English lavender (Lavandula angustifolia) is an aromatic perennial that’s known for its fragrant flowers. It’s a great addition to perennial borders, herb gardens, and scent gardens.
It’s hardy north to Zone 5, but it requires a cool spot with protection from frost. It’s also prone to root rot, so it needs good drainage in well-draining soil.
Lavender is a very easy flowering shrub to grow. It is a low maintenance garden plant that requires little attention other than pruning twice a year (in late spring and fall).
English lavender plants have compact spikes of small, single flowers. They are a good choice for use as the centerpiece of a border or tucked into corners and edges of beds.
They don’t require much watering, and are drought tolerant in most areas. It is a good idea to check soil moisture regularly by feeling the soil with your finger.
If the soil is still moist, forgo watering for a few days. This will help to dry the soil out a bit and prevent rot.
If you’re growing English lavender in pots, make sure to fill the container with a good quality, well-draining soil mix. Place a layer of drainage material such as pebbles in the container before you spread the soil over it.
Lavender is a shrubby herb, so pruning should be done throughout the seasons to help maintain its healthy appearance and encourage good root development. It’s especially important to remove any parts of the plant that might become trapped in the soil, promoting early frost in winter.
Pruning young lavender plants is particularly important because the base of the plant can get woody and break when not trimmed regularly. This can lead to the whole plant becoming unwieldy and prone to winter damage from snow loads or frozen ground.
In its first year, lavender should be pruned back just a few centimeters to encourage nice rounded shape and lush branches (on the photo below, my one-year-old plant is from cuttings).
Once your lavender is more mature, you can start pruning more regularly to achieve a rounded, bushy shape that produces plenty of flowers. In the late spring, after flowering has finished, and in the fall after it has gone dormant, prune the stems to two or three buds.
Lavender plants need a well-drained soil with a pH of 6.5 to 7. They do not like wet or waterlogged soils.
If your soil is a little heavy, amend it with compost and/or aged manure to improve drainage before planting. In wet climates, consider growing lavender in a raised bed or on a slope to encourage faster drainage.
A small amount of fertilizer is often all that is needed to encourage lavender blooms and keep the plant healthy.
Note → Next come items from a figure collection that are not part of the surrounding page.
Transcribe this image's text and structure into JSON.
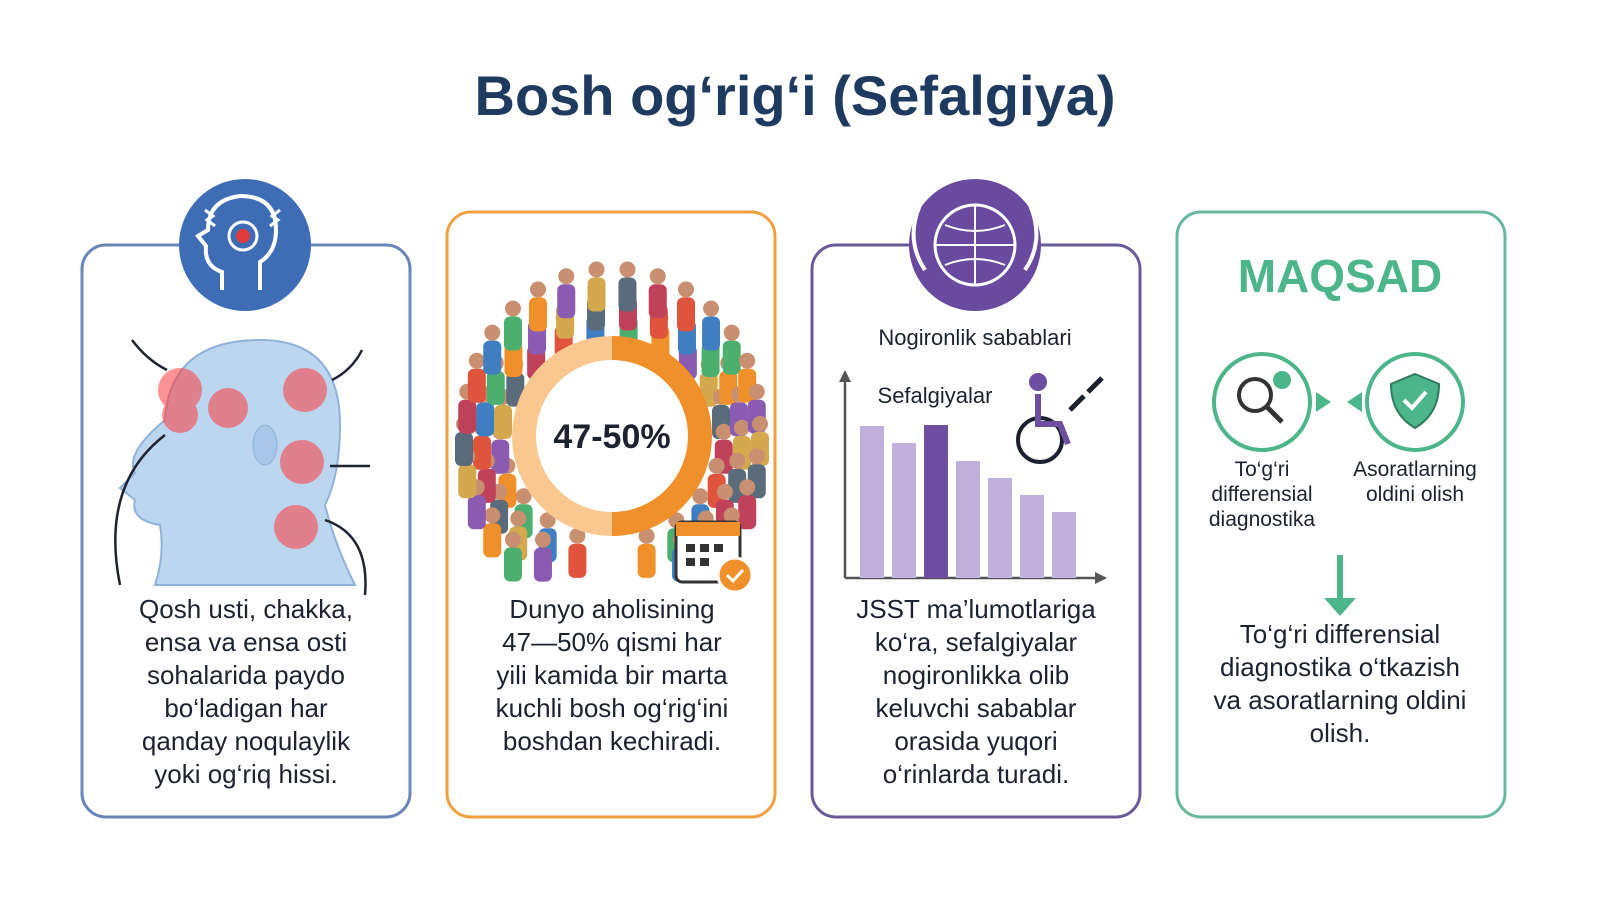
{
  "title": "Bosh og‘rig‘i (Sefalgiya)",
  "panels": [
    {
      "text": [
        "Qosh usti, chakka,",
        "ensa va ensa osti",
        "sohalarida paydo",
        "bo‘ladigan har",
        "qanday noqulaylik",
        "yoki og‘riq hissi."
      ]
    },
    {
      "stat": "47-50%",
      "text": [
        "Dunyo aholisining",
        "47—50% qismi har",
        "yili kamida bir marta",
        "kuchli bosh og‘rig‘ini",
        "boshdan kechiradi."
      ]
    },
    {
      "chart_title": "Nogironlik sabablari",
      "highlight_label": "Sefalgiyalar",
      "text": [
        "JSST ma’lumotlariga",
        "ko‘ra, sefalgiyalar",
        "nogironlikka olib",
        "keluvchi sabablar",
        "orasida yuqori",
        "o‘rinlarda turadi."
      ]
    },
    {
      "heading": "MAQSAD",
      "items": [
        [
          "To‘g‘ri",
          "differensial",
          "diagnostika"
        ],
        [
          "Asoratlarning",
          "oldini olish"
        ]
      ],
      "text": [
        "To‘g‘ri differensial",
        "diagnostika o‘tkazish",
        "va asoratlarning oldini",
        "olish."
      ]
    }
  ]
}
A slow-release, nitrogen-based plant food such as Miracle-Gro(r) Performance Organics(r) Blooms Plant Nutrition can provide the nutrients lavender needs without harming the plant.
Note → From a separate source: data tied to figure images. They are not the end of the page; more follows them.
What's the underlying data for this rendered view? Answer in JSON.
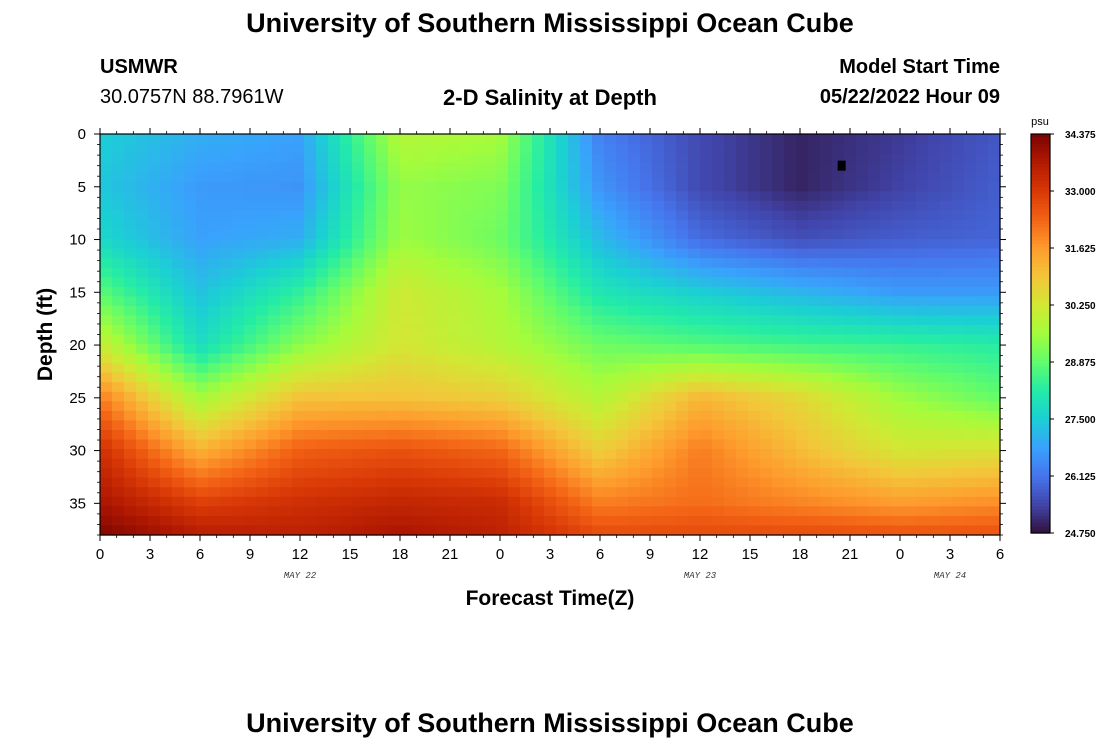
{
  "header": {
    "title": "University of Southern Mississippi Ocean Cube",
    "station": "USMWR",
    "coordinates": "30.0757N  88.7961W",
    "plot_title": "2-D Salinity at Depth",
    "model_label": "Model Start Time",
    "model_time": "05/22/2022 Hour 09"
  },
  "footer": {
    "title": "University of Southern Mississippi Ocean Cube"
  },
  "chart_data": {
    "type": "heatmap",
    "title": "2-D Salinity at Depth",
    "xlabel": "Forecast Time(Z)",
    "ylabel": "Depth (ft)",
    "x_tick_labels": [
      "0",
      "3",
      "6",
      "9",
      "12",
      "15",
      "18",
      "21",
      "0",
      "3",
      "6",
      "9",
      "12",
      "15",
      "18",
      "21",
      "0",
      "3",
      "6"
    ],
    "date_labels": [
      "MAY 22",
      "MAY 23",
      "MAY 24"
    ],
    "y_ticks": [
      0,
      5,
      10,
      15,
      20,
      25,
      30,
      35
    ],
    "ylim": [
      38,
      0
    ],
    "xlim_hours": [
      0,
      54
    ],
    "colorbar": {
      "unit": "psu",
      "min": 24.75,
      "max": 34.375,
      "tick_labels": [
        "34.375",
        "33.000",
        "31.625",
        "30.250",
        "28.875",
        "27.500",
        "26.125",
        "24.750"
      ],
      "tick_values": [
        34.375,
        33.0,
        31.625,
        30.25,
        28.875,
        27.5,
        26.125,
        24.75
      ],
      "palette": [
        "#30123b",
        "#4145ab",
        "#4675ed",
        "#39a2fc",
        "#1bcfd4",
        "#24eca6",
        "#61fc6c",
        "#a4fc3b",
        "#d1e834",
        "#f3c63a",
        "#fe9b2d",
        "#f36315",
        "#d93806",
        "#b11901",
        "#7a0403"
      ]
    },
    "depth_levels": [
      0,
      5,
      10,
      15,
      20,
      25,
      30,
      35,
      38
    ],
    "time_hours": [
      0,
      6,
      12,
      18,
      24,
      30,
      36,
      42,
      48,
      54
    ],
    "values": [
      [
        27.5,
        27.0,
        26.8,
        29.8,
        29.6,
        26.3,
        25.5,
        25.0,
        25.3,
        25.7
      ],
      [
        27.4,
        26.7,
        26.6,
        29.4,
        29.2,
        26.6,
        25.5,
        25.0,
        25.4,
        25.8
      ],
      [
        27.7,
        26.8,
        27.0,
        29.5,
        29.0,
        27.2,
        26.0,
        25.6,
        25.8,
        25.9
      ],
      [
        28.8,
        27.3,
        28.3,
        30.2,
        29.6,
        28.0,
        27.5,
        27.1,
        26.7,
        26.7
      ],
      [
        30.1,
        27.8,
        29.3,
        30.3,
        29.8,
        29.0,
        28.7,
        28.5,
        28.4,
        28.2
      ],
      [
        32.0,
        29.6,
        31.0,
        31.0,
        30.8,
        29.8,
        31.2,
        30.6,
        29.5,
        28.9
      ],
      [
        33.2,
        31.3,
        32.4,
        32.6,
        32.3,
        30.8,
        32.0,
        31.1,
        30.3,
        30.4
      ],
      [
        33.8,
        32.9,
        33.2,
        33.4,
        33.3,
        32.0,
        32.2,
        31.9,
        31.6,
        31.8
      ],
      [
        34.3,
        33.6,
        33.5,
        33.8,
        33.5,
        32.7,
        32.7,
        32.7,
        32.6,
        32.6
      ]
    ],
    "marker": {
      "hour": 44.5,
      "depth": 3
    }
  }
}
Over-fertilizing lavender can result in more foliage and reduced flowers, which can lead to disease issues and a poorer yield. Over-fertilizers also create a buildup of unused nutrients in the soil and may kill lavender plants.
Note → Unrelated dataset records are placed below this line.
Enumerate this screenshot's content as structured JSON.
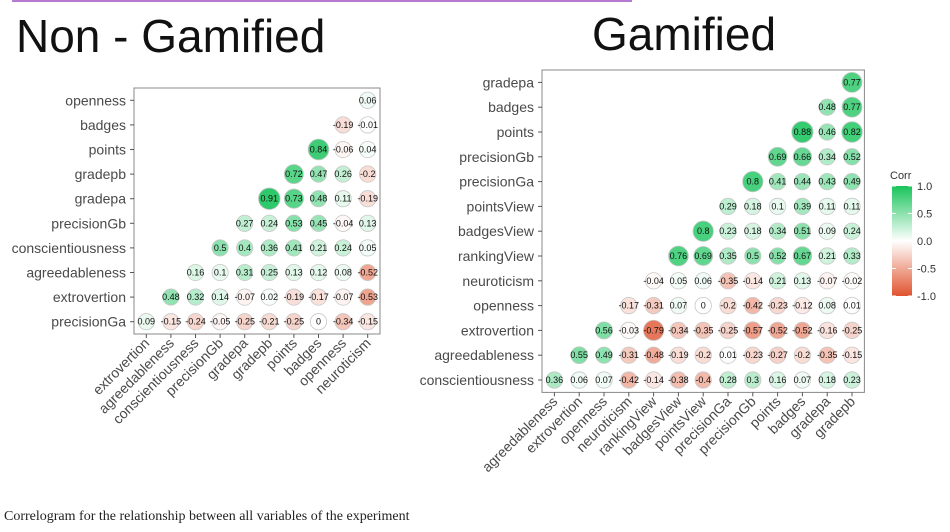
{
  "caption": "Correlogram for the relationship between all variables of the experiment",
  "legend": {
    "title": "Corr",
    "ticks": [
      "1.0",
      "0.5",
      "0.0",
      "-0.5",
      "-1.0"
    ],
    "colors": {
      "positive": "#19c45c",
      "neutral": "#ffffff",
      "negative": "#e0532e"
    }
  },
  "chart_data": [
    {
      "type": "heatmap",
      "title": "Non - Gamified",
      "rows": [
        "openness",
        "badges",
        "points",
        "gradepb",
        "gradepa",
        "precisionGb",
        "conscientiousness",
        "agreedableness",
        "extrovertion",
        "precisionGa"
      ],
      "columns": [
        "extrovertion",
        "agreedableness",
        "conscientiousness",
        "precisionGb",
        "gradepa",
        "gradepb",
        "points",
        "badges",
        "openness",
        "neuroticism"
      ],
      "values": [
        [
          null,
          null,
          null,
          null,
          null,
          null,
          null,
          null,
          null,
          0.06
        ],
        [
          null,
          null,
          null,
          null,
          null,
          null,
          null,
          null,
          -0.19,
          -0.01
        ],
        [
          null,
          null,
          null,
          null,
          null,
          null,
          null,
          0.84,
          -0.06,
          0.04
        ],
        [
          null,
          null,
          null,
          null,
          null,
          null,
          0.72,
          0.47,
          0.26,
          -0.2
        ],
        [
          null,
          null,
          null,
          null,
          null,
          0.91,
          0.73,
          0.48,
          0.11,
          -0.19
        ],
        [
          null,
          null,
          null,
          null,
          0.27,
          0.24,
          0.53,
          0.45,
          -0.04,
          0.13
        ],
        [
          null,
          null,
          null,
          0.5,
          0.4,
          0.36,
          0.41,
          0.21,
          0.24,
          0.05
        ],
        [
          null,
          null,
          0.16,
          0.1,
          0.31,
          0.25,
          0.13,
          0.12,
          0.08,
          -0.52
        ],
        [
          null,
          0.48,
          0.32,
          0.14,
          -0.07,
          0.02,
          -0.19,
          -0.17,
          -0.07,
          -0.53
        ],
        [
          0.09,
          -0.15,
          -0.24,
          -0.05,
          -0.25,
          -0.21,
          -0.25,
          0,
          -0.34,
          -0.15
        ]
      ],
      "value_labels": [
        [
          null,
          null,
          null,
          null,
          null,
          null,
          null,
          null,
          null,
          "0.06"
        ],
        [
          null,
          null,
          null,
          null,
          null,
          null,
          null,
          null,
          "-0.19",
          "-0.01"
        ],
        [
          null,
          null,
          null,
          null,
          null,
          null,
          null,
          "0.84",
          "-0.06",
          "0.04"
        ],
        [
          null,
          null,
          null,
          null,
          null,
          null,
          "0.72",
          "0.47",
          "0.26",
          "-0.2"
        ],
        [
          null,
          null,
          null,
          null,
          null,
          "0.91",
          "0.73",
          "0.48",
          "0.11",
          "-0.19"
        ],
        [
          null,
          null,
          null,
          null,
          "0.27",
          "0.24",
          "0.53",
          "0.45",
          "-0.04",
          "0.13"
        ],
        [
          null,
          null,
          null,
          "0.5",
          "0.4",
          "0.36",
          "0.41",
          "0.21",
          "0.24",
          "0.05"
        ],
        [
          null,
          null,
          "0.16",
          "0.1",
          "0.31",
          "0.25",
          "0.13",
          "0.12",
          "0.08",
          "-0.52"
        ],
        [
          null,
          "0.48",
          "0.32",
          "0.14",
          "-0.07",
          "0.02",
          "-0.19",
          "-0.17",
          "-0.07",
          "-0.53"
        ],
        [
          "0.09",
          "-0.15",
          "-0.24",
          "-0.05",
          "-0.25",
          "-0.21",
          "-0.25",
          "0",
          "-0.34",
          "-0.15"
        ]
      ]
    },
    {
      "type": "heatmap",
      "title": "Gamified",
      "rows": [
        "gradepa",
        "badges",
        "points",
        "precisionGb",
        "precisionGa",
        "pointsView",
        "badgesView",
        "rankingView",
        "neuroticism",
        "openness",
        "extrovertion",
        "agreedableness",
        "conscientiousness"
      ],
      "columns": [
        "agreedableness",
        "extrovertion",
        "openness",
        "neuroticism",
        "rankingView",
        "badgesView",
        "pointsView",
        "precisionGa",
        "precisionGb",
        "points",
        "badges",
        "gradepa",
        "gradepb"
      ],
      "values": [
        [
          null,
          null,
          null,
          null,
          null,
          null,
          null,
          null,
          null,
          null,
          null,
          null,
          0.77
        ],
        [
          null,
          null,
          null,
          null,
          null,
          null,
          null,
          null,
          null,
          null,
          null,
          0.48,
          0.77
        ],
        [
          null,
          null,
          null,
          null,
          null,
          null,
          null,
          null,
          null,
          null,
          0.88,
          0.46,
          0.82
        ],
        [
          null,
          null,
          null,
          null,
          null,
          null,
          null,
          null,
          null,
          0.69,
          0.66,
          0.34,
          0.52
        ],
        [
          null,
          null,
          null,
          null,
          null,
          null,
          null,
          null,
          0.8,
          0.41,
          0.44,
          0.43,
          0.49
        ],
        [
          null,
          null,
          null,
          null,
          null,
          null,
          null,
          0.29,
          0.18,
          0.1,
          0.39,
          0.11,
          0.11
        ],
        [
          null,
          null,
          null,
          null,
          null,
          null,
          0.8,
          0.23,
          0.18,
          0.34,
          0.51,
          0.09,
          0.24
        ],
        [
          null,
          null,
          null,
          null,
          null,
          0.76,
          0.69,
          0.35,
          0.5,
          0.52,
          0.67,
          0.21,
          0.33
        ],
        [
          null,
          null,
          null,
          null,
          -0.04,
          0.05,
          0.06,
          -0.35,
          -0.14,
          0.21,
          0.13,
          -0.07,
          -0.02
        ],
        [
          null,
          null,
          null,
          -0.17,
          -0.31,
          0.07,
          0,
          -0.2,
          -0.42,
          -0.23,
          -0.12,
          0.08,
          0.01
        ],
        [
          null,
          null,
          0.56,
          -0.03,
          -0.79,
          -0.34,
          -0.35,
          -0.25,
          -0.57,
          -0.52,
          -0.52,
          -0.16,
          -0.25
        ],
        [
          null,
          0.55,
          0.49,
          -0.31,
          -0.48,
          -0.19,
          -0.2,
          0.01,
          -0.23,
          -0.27,
          -0.2,
          -0.35,
          -0.15
        ],
        [
          0.36,
          0.06,
          0.07,
          -0.42,
          -0.14,
          -0.38,
          -0.4,
          0.28,
          0.3,
          0.16,
          0.07,
          0.18,
          0.23
        ]
      ],
      "value_labels": [
        [
          null,
          null,
          null,
          null,
          null,
          null,
          null,
          null,
          null,
          null,
          null,
          null,
          "0.77"
        ],
        [
          null,
          null,
          null,
          null,
          null,
          null,
          null,
          null,
          null,
          null,
          null,
          "0.48",
          "0.77"
        ],
        [
          null,
          null,
          null,
          null,
          null,
          null,
          null,
          null,
          null,
          null,
          "0.88",
          "0.46",
          "0.82"
        ],
        [
          null,
          null,
          null,
          null,
          null,
          null,
          null,
          null,
          null,
          "0.69",
          "0.66",
          "0.34",
          "0.52"
        ],
        [
          null,
          null,
          null,
          null,
          null,
          null,
          null,
          null,
          "0.8",
          "0.41",
          "0.44",
          "0.43",
          "0.49"
        ],
        [
          null,
          null,
          null,
          null,
          null,
          null,
          null,
          "0.29",
          "0.18",
          "0.1",
          "0.39",
          "0.11",
          "0.11"
        ],
        [
          null,
          null,
          null,
          null,
          null,
          null,
          "0.8",
          "0.23",
          "0.18",
          "0.34",
          "0.51",
          "0.09",
          "0.24"
        ],
        [
          null,
          null,
          null,
          null,
          null,
          "0.76",
          "0.69",
          "0.35",
          "0.5",
          "0.52",
          "0.67",
          "0.21",
          "0.33"
        ],
        [
          null,
          null,
          null,
          null,
          "-0.04",
          "0.05",
          "0.06",
          "-0.35",
          "-0.14",
          "0.21",
          "0.13",
          "-0.07",
          "-0.02"
        ],
        [
          null,
          null,
          null,
          "-0.17",
          "-0.31",
          "0.07",
          "0",
          "-0.2",
          "-0.42",
          "-0.23",
          "-0.12",
          "0.08",
          "0.01"
        ],
        [
          null,
          null,
          "0.56",
          "-0.03",
          "-0.79",
          "-0.34",
          "-0.35",
          "-0.25",
          "-0.57",
          "-0.52",
          "-0.52",
          "-0.16",
          "-0.25"
        ],
        [
          null,
          "0.55",
          "0.49",
          "-0.31",
          "-0.48",
          "-0.19",
          "-0.2",
          "0.01",
          "-0.23",
          "-0.27",
          "-0.2",
          "-0.35",
          "-0.15"
        ],
        [
          "0.36",
          "0.06",
          "0.07",
          "-0.42",
          "-0.14",
          "-0.38",
          "-0.4",
          "0.28",
          "0.3",
          "0.16",
          "0.07",
          "0.18",
          "0.23"
        ]
      ]
    }
  ]
}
Lavender plants like drier soils, so don’t overwater them. They’ll grow fine without it, but if you want them to look their best, water them deeply once a week during the summer and less often in winter.
Potted lavenders need to be kept moist until they’re established, then cut back their watering to once a day or every other day. When you start growing them from seed, water daily until they sprout.
If you want to mulch around your lavender plants, pick gravel instead of woody weeds. That will help to keep moisture out of the ground and protect the roots. But don’t use organic mulches, as they can trap too much moisture.